Snap Map allows users to see exactly where their friends are in real-time.
However, publicly posting images on a searchable map has raised safety concerns among parents.
Users can search for places including schools to view videos and pictures posted by children inside.
Locating “friends” on a map also means that users can determine where people live or spend the majority of their day if a specific location appears regularly.
There are widespread fears that Snap Map could encourage stalking and other unwanted pursuits.
Snapchat just invented the perfect way for stalkers and abusers to track and find their victims #SnapMap
— Em? (@CrayCray_Qirl) 22 June 2017
Another Twitter user said Snap Map was “100 percent unsafe.”
the @Snapchat #SnapMap is 100% unsafe. do those who don’t understand it, it can give away their exact location – which could lead to serious
— Cam (@camkennedy_) 21 June 2017
Snap, the company behind Snapchat, told the BBC that location sharing was an “opt-in feature” and that “accurate location information was necessary to allow friends to use the service to meet.”
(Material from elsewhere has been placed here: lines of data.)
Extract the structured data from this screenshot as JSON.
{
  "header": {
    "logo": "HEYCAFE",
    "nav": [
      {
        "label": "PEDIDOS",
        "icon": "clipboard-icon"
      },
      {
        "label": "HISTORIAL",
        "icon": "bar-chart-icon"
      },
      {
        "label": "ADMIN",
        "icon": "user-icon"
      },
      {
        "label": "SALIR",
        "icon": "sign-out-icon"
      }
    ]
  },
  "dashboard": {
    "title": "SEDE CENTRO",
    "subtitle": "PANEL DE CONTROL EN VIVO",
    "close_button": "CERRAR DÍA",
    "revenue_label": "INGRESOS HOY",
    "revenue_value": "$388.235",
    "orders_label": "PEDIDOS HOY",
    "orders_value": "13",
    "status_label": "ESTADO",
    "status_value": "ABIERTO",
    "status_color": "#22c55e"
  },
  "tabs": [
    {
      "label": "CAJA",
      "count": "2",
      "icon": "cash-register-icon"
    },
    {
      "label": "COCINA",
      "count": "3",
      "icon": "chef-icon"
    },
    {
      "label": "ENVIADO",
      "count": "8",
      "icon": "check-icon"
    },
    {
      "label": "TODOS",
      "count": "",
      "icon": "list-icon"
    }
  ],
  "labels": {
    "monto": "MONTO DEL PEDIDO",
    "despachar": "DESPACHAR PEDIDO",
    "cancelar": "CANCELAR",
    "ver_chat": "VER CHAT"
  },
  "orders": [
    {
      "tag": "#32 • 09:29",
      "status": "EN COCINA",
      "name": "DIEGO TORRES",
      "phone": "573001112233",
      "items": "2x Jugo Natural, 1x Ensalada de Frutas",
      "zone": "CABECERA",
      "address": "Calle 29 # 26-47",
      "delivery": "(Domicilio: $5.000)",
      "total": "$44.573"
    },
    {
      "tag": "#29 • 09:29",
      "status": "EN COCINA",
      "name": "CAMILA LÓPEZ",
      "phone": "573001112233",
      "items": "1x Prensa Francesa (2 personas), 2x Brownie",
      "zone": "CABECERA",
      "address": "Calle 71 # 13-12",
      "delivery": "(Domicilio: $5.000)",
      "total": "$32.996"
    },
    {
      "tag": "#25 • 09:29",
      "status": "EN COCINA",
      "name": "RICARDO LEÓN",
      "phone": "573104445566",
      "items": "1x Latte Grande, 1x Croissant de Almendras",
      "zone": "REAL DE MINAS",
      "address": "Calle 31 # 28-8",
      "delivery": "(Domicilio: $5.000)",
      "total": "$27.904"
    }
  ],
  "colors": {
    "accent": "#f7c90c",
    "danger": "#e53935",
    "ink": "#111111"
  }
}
“You decide if you want to share your location with friends or simply keep it to yourself with Ghost Mode,” Snapchat said in a statement issued to Verdict.
Only users who have chosen to share their location can also be seen on the map by those they have added as “friends”.
However, users are able to add people they have never met to their friends list.
St Peter’s Academy, an Anglican secondary school in Stoke-on-Trent warned that the location-sharing feature lets people “locate exactly where you are, which building you are in and exact whereabouts within the building,” the BBC reported.
The update is “dangerous” according to one parent, while another said she could not figure out how to disable the new feature.